After failing to convert four set points in the opening set, Murray flung his racket into the net in frustration and proceeded to lose the tiebreaker that settled it. Murray rallied to claim the second set, but the conditions seemed to take a toll as the 115th-ranked Ymer pulled off the 7-6 (10-8), 4-6, 6-1 upset.

Williams, who followed Murray on court at roughly 7:30 p.m., was the player most fans had come to see. She did not disappoint in a match that included several shifts of momentum and a puzzling stretch in the second set in which she was electronically cited for foot faults and had a rash of double faults. Still, she maintained her composure and kept her focus.

“I wish I could have pulled this match through for the crowd and the tournament,” Williams said during her post-match interview. “D.C. is a great place to play tennis.”

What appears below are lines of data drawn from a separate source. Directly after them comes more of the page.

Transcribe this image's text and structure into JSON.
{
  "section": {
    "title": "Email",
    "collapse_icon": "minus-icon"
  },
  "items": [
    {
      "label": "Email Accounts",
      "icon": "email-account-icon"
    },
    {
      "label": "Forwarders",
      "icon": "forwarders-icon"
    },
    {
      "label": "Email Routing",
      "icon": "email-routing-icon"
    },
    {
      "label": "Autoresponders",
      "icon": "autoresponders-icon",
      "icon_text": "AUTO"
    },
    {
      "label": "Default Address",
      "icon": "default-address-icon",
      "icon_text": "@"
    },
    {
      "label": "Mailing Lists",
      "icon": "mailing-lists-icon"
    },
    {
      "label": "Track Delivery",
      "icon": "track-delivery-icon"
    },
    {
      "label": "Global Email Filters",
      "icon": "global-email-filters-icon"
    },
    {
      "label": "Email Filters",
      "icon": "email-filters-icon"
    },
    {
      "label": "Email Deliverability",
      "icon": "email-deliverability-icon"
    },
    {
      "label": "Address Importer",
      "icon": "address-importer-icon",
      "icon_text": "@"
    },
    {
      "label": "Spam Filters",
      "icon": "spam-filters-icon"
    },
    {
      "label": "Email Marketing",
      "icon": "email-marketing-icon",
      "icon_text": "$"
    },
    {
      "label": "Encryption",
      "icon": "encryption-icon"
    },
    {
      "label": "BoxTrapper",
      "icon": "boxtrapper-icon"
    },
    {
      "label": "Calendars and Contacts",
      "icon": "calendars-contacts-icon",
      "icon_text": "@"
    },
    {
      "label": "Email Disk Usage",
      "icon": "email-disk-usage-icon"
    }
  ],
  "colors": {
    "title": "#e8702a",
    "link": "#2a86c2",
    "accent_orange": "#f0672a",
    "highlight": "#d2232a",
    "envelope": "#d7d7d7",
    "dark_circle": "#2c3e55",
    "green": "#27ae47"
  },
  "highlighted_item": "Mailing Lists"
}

Williams was 14 when she turned pro nearly 28 years ago, which means she has competed in the top ranks of the sport for longer than most women on tour have been alive. During that time, she had faced Marino just once — in the second round of the 2010 U.S. Open, when Marino was a little-known teenage qualifier.

Williams won that match in straight sets but said afterward she felt, in some ways, that she was playing herself — seeing in Marino a 6-foot, go-for-broke hitter who blasted the cover off the ball.

After rising to No. 38 in the world, Marino put the brakes on her promising career in 2013 at 22. Online bullying and depression were among the reasons she cited. She returned after a nearly five-year hiatus during which she attended college and competed on the rowing team.

Now 31, Marino demonstrated Monday that her powerful forehand and serve are intact. She wasn’t rattled by Williams’s power, either.

Because the margin on both players’ groundstrokes is slim, the points tended to be short, ending on outright winners or errors, with few extended rallies and scant variety in shot-making. But every so often Marino would try pulling Williams forward with a slice or a drop shot, and the crowd roared each time Williams ran it down.

Credit 23-time Grand Slam champion Serena Williams with helping her older sister prepare. The two had practiced recent mornings on the Citi Open grounds to the delight of early-arriving fans.

“She’s an absolute legend of the game,” Marino said of Venus Williams during her on-court interview, calling it a privilege to compete against her for a second time.

Earlier Monday, former No. 1 Simona Halep overcame a lapse in focus to turn back Spanish qualifier Cristina Bucsa, 6-3, 7-5. It was Halep’s first match since a semifinal loss at Wimbledon to eventual champion Elena Rybakina. It was also her first match on a hard court since March.

She credited the advice of her coach, Patrick Mouratoglou, with getting her back on track after frittering away a 5-2 second-set lead.

“At 5-all, I told myself what actually he was telling me when I have panic moments during the matches,” the Romanian explained. “Calm down and just do what I have to do. Just focus on what I have to do and be brave to do it — even if sometimes I miss.”

Halep, Murray and Williams have 12 Grand Slam titles among them. But they all know — at 30, 35 and 42, respectively — that the battle to stay relevant in big tournaments is a process of continual improvement. Tennis evolves. Champions can’t afford to stand still as challengers get younger, taller, stronger and able to dish out and absorb more pace.

Sometimes that means tearing down once-reliable strokes and retooling them. Other times it means rethinking strategy and tossing out predictable patterns.

In Halep’s case, nearly every facet of her life has changed in the past 10 months. She got married in September. The next week, she and longtime coach Darren Cahill, with whom she won the 2018 French Open and 2019 Wimbledon titles, parted ways.

After competing for a stretch without a coach, Halep announced on social media in April that she had hired Mouratoglou, known primarily as the coach of Serena Williams, who was in the midst of an extended break from competition.

“I’m excited about it,” Halep said, enumerating the flurry of changes in her life. “But it’s not easy. That’s why I always try to be nice to myself, to give time to get used to everything. … I always thought inside myself that I have to be more aggressive. But now with someone that really believes that, with Patrick, gives me more confidence that I’m able to do it.”